概況/前引け REITや銀行株が反発。中国の消費者物価の減速で米国で鉄鋼株が買われ、東証でも新日鉄住金が高い。

概況


TOPIX 15分足 MA(25/75)

TOPIX 15分足 MA(25/75)

前引けのTOPIXは1,118.01ポイントの15.97ポイント高、日経平均は13,289円の96円高。東証1部市場の値上がり銘柄数は931、値下がり銘柄数は659。出来高は28億4,033万株、売買代金は1兆9,221億円。

昨日は売られたREITや不動産株、銀行株に買いが入り、反発しました。

野村ホールディングス(8604)はUBS証券が投資判断を新規に「Buy」で、目標株価は770円と発表しました。産業の成熟化や高齢化が進む日本において、資産運用や企業の海外進出などをサポートする証券会社の重要性は高く、また足元の市況回復の恩恵をダイレクトに受けるセクターと述べ、野村証券はその国内最大手銘柄であり、割安感も依然として大きいと紹介しています。

中国の消費者物価上昇率が2月の3.2%上昇から3月は2.1%上昇に低下し、金融引き締め懸念が後退したことを受けて、昨日の海外市場では商品市況が上昇し、米国株式市場では銅などの鉱業会社のフリーポートマクモランや鉄鋼メーカーのUSスチールなどが買われました。

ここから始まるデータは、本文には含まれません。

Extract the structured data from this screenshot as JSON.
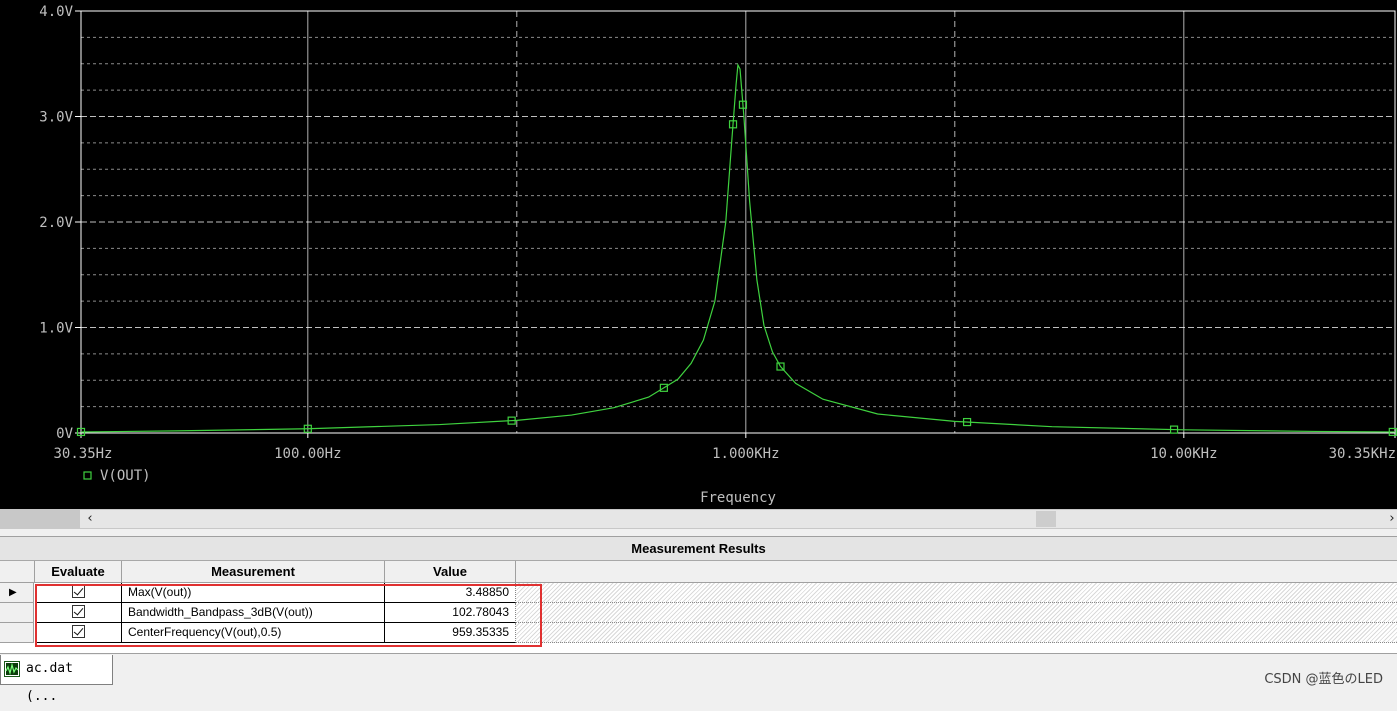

本日の東京株式市場でも新日鉄住金(5401)が買われました。

日本橋梁やPS三菱などの国土強靱化関連も買われました。

新日本科学(2395)はiPS細胞(万能細胞)を用いた再生医療の研究開発を手がける理化学研究所認定ベンチャー、日本網膜研究所(福岡市東区)に資本参加すると発表し、ストップ高となりました。ジャスダック市場に上場しているテラ(2191)も日本網膜研究所に資本参加を発表したことで大幅高となっています。

反面、ファミリーマート(8028)が売られましたが、大和証券では大量の出店の計画に警戒感を持ち、レーティング「2」(=強気)を再検討すると引き下げを示唆しました。前期の既存店売上高は前の期に比べ1.6%減(タバコを除いて同0.6%減)で、新店の平均日販も9万2千円減少し、42万9千円と減少が大きかったそうです。

日経ジャスダック平均は1,799円の2円高。コスモスイニシアや日本エスコンなどの低位の不動産株も値下がりしましたが、ジャパンティッシュエンジアリングやテラやカルナバイオサイエンスなどのバイオ関連が物色されました。